Identità di gruppo: vizio o virtù?

di Roberta Faini

Fare gruppo, essere una compagnia, spesso, soprattutto tra i giovani, è bello, anzi, indispensabile per sentirsi riconosciuti, ascoltati e -perché no?- apprezzati. Ma un gruppo porta sempre gioie o anche dolori?

Il gruppo è un insieme di persone caratterizzate da una propria configurazione o fisionomia, come ampiamente studiato soprattutto dalla psicologia sociale, che si è posta l’obbiettivo di capire le dinamiche e le relazioni interne al gruppo e di portare avanti studi sui ruoli e sulle relazioni tra i vari appartenenti e sull’influenza sociale che il gruppo apporta alla società. Per lo psicologo tedesco Kurt Lewin (1890-1947), sostenitore della psicologia della Gestalt (corrente la cui idea portante era “il tutto è più delle singole parti”), il gruppo è qualcosa di più della semplice somma degli individui: vi è uno scambio attivo e continuo sia tra gli stessi e il gruppo, sia più in generale tra il gruppo e l’ambiente sociale a cui esso appartiene.

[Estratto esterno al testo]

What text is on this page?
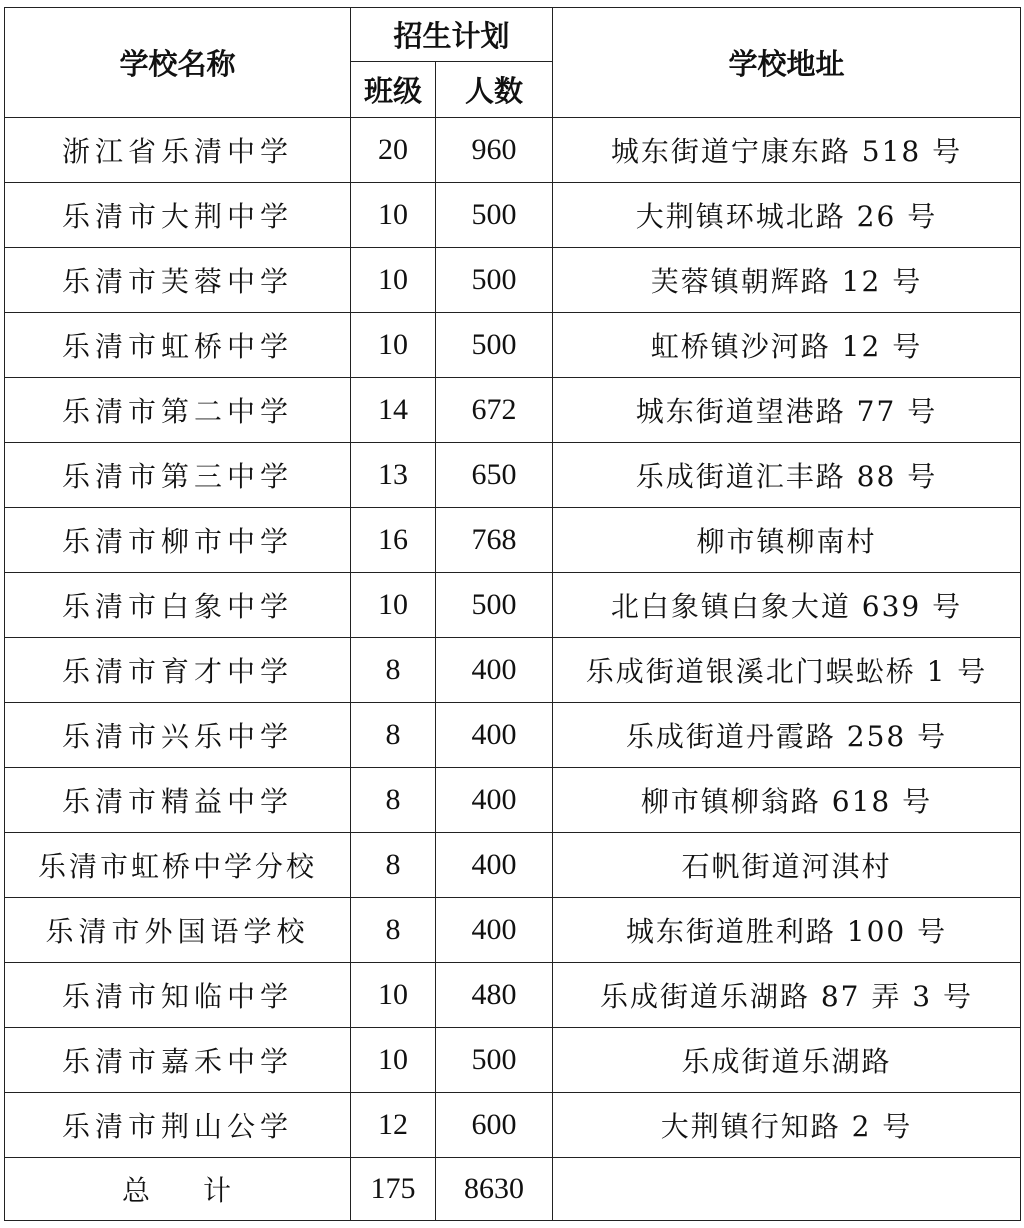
学校名称	招生计划		学校地址
	班级	人数	
浙江省乐清中学	20	960	城东街道宁康东路 518 号
乐清市大荆中学	10	500	大荆镇环城北路 26 号
乐清市芙蓉中学	10	500	芙蓉镇朝辉路 12 号
乐清市虹桥中学	10	500	虹桥镇沙河路 12 号
乐清市第二中学	14	672	城东街道望港路 77 号
乐清市第三中学	13	650	乐成街道汇丰路 88 号
乐清市柳市中学	16	768	柳市镇柳南村
乐清市白象中学	10	500	北白象镇白象大道 639 号
乐清市育才中学	8	400	乐成街道银溪北门蜈蚣桥 1 号
乐清市兴乐中学	8	400	乐成街道丹霞路 258 号
乐清市精益中学	8	400	柳市镇柳翁路 618 号
乐清市虹桥中学分校	8	400	石帆街道河淇村
乐清市外国语学校	8	400	城东街道胜利路 100 号
乐清市知临中学	10	480	乐成街道乐湖路 87 弄 3 号
乐清市嘉禾中学	10	500	乐成街道乐湖路
乐清市荆山公学	12	600	大荆镇行知路 2 号
总 计	175	8630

 Ma questo concetto può risultare pericoloso nelle  dinamiche della società?

Se partiamo dall’idea che il gruppo sia un’entità autonoma con una propria identità, seppur creata dall’insieme dei diversi individui, è doveroso capire l’importanza di un equilibrio tra spirito di appartenenza e valorizzazione delle singole differenze e specificità. Importante qui specificare la distanza tra il termine diversità ed il termine differenza.

La “differenza” è espressione di pluralità e questa  sicuramente influisce in ogni relazione intersoggettiva, arricchendola.

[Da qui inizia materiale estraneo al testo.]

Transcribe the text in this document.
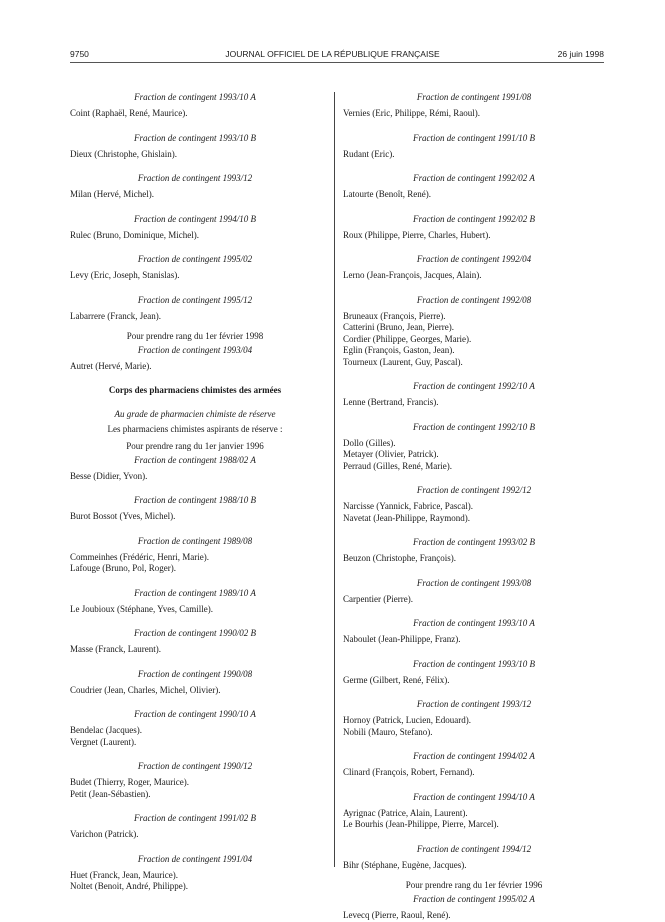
9750	JOURNAL OFFICIEL DE LA RÉPUBLIQUE FRANÇAISE	26 juin 1998
Fraction de contingent 1993/10 A
Coint (Raphaël, René, Maurice).
Fraction de contingent 1993/10 B
Dieux (Christophe, Ghislain).
Fraction de contingent 1993/12
Milan (Hervé, Michel).
Fraction de contingent 1994/10 B
Rulec (Bruno, Dominique, Michel).
Fraction de contingent 1995/02
Levy (Eric, Joseph, Stanislas).
Fraction de contingent 1995/12
Labarrere (Franck, Jean).
Pour prendre rang du 1er février 1998
Fraction de contingent 1993/04
Autret (Hervé, Marie).
Corps des pharmaciens chimistes des armées
Au grade de pharmacien chimiste de réserve
Les pharmaciens chimistes aspirants de réserve :
Pour prendre rang du 1er janvier 1996
Fraction de contingent 1988/02 A
Besse (Didier, Yvon).
Fraction de contingent 1988/10 B
Burot Bossot (Yves, Michel).
Fraction de contingent 1989/08
Commeinhes (Frédéric, Henri, Marie).
Lafouge (Bruno, Pol, Roger).
Fraction de contingent 1989/10 A
Le Joubioux (Stéphane, Yves, Camille).
Fraction de contingent 1990/02 B
Masse (Franck, Laurent).
Fraction de contingent 1990/08
Coudrier (Jean, Charles, Michel, Olivier).
Fraction de contingent 1990/10 A
Bendelac (Jacques).
Vergnet (Laurent).
Fraction de contingent 1990/12
Budet (Thierry, Roger, Maurice).
Petit (Jean-Sébastien).
Fraction de contingent 1991/02 B
Varichon (Patrick).
Fraction de contingent 1991/04
Huet (Franck, Jean, Maurice).
Noltet (Benoit, André, Philippe).
Fraction de contingent 1991/08
Vernies (Eric, Philippe, Rémi, Raoul).
Fraction de contingent 1991/10 B
Rudant (Eric).
Fraction de contingent 1992/02 A
Latourte (Benoît, René).
Fraction de contingent 1992/02 B
Roux (Philippe, Pierre, Charles, Hubert).
Fraction de contingent 1992/04
Lerno (Jean-François, Jacques, Alain).
Fraction de contingent 1992/08
Bruneaux (François, Pierre).
Catterini (Bruno, Jean, Pierre).
Cordier (Philippe, Georges, Marie).
Eglin (François, Gaston, Jean).
Tourneux (Laurent, Guy, Pascal).
Fraction de contingent 1992/10 A
Lenne (Bertrand, Francis).
Fraction de contingent 1992/10 B
Dollo (Gilles).
Metayer (Olivier, Patrick).
Perraud (Gilles, René, Marie).
Fraction de contingent 1992/12
Narcisse (Yannick, Fabrice, Pascal).
Navetat (Jean-Philippe, Raymond).
Fraction de contingent 1993/02 B
Beuzon (Christophe, François).
Fraction de contingent 1993/08
Carpentier (Pierre).
Fraction de contingent 1993/10 A
Naboulet (Jean-Philippe, Franz).
Fraction de contingent 1993/10 B
Germe (Gilbert, René, Félix).
Fraction de contingent 1993/12
Hornoy (Patrick, Lucien, Edouard).
Nobili (Mauro, Stefano).
Fraction de contingent 1994/02 A
Clinard (François, Robert, Fernand).
Fraction de contingent 1994/10 A
Ayrignac (Patrice, Alain, Laurent).
Le Bourhis (Jean-Philippe, Pierre, Marcel).
Fraction de contingent 1994/12
Bihr (Stéphane, Eugène, Jacques).
Pour prendre rang du 1er février 1996
Fraction de contingent 1995/02 A
Levecq (Pierre, Raoul, René).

George Klein (1976) vedeva la necessità di affiancare ad un ”io” un concetto del ”noi” che permettesse all’individuo di svilupparsi come membro autonomo e  indipendente, ma nello stesso tempo parte di una collettività: un senso di appartenenza che si integra ad uno insito di separazione. Esempio lampante di questo indissolubile spirito d’appartenenza è nella mafia, dove il concetto di famiglia è espresso come un’aggregazione di elementi criminali che hanno instaurato tra loro vincoli o rapporti di affinità e che stipulano una vera e propria gerarchia interna. Anche nello sport di squadra possiamo trovarne un  esempio, che però sostiene la tesi dell’importanza di un senso collettivo ed uno scopo comune.

Da queste premesse, quindi, vien da chiedersi: il gruppo è vizio o virtù? Le risposte possono essere molteplici, ciò che conta sempre è mantenere il giusto equilibrio tra io e noi.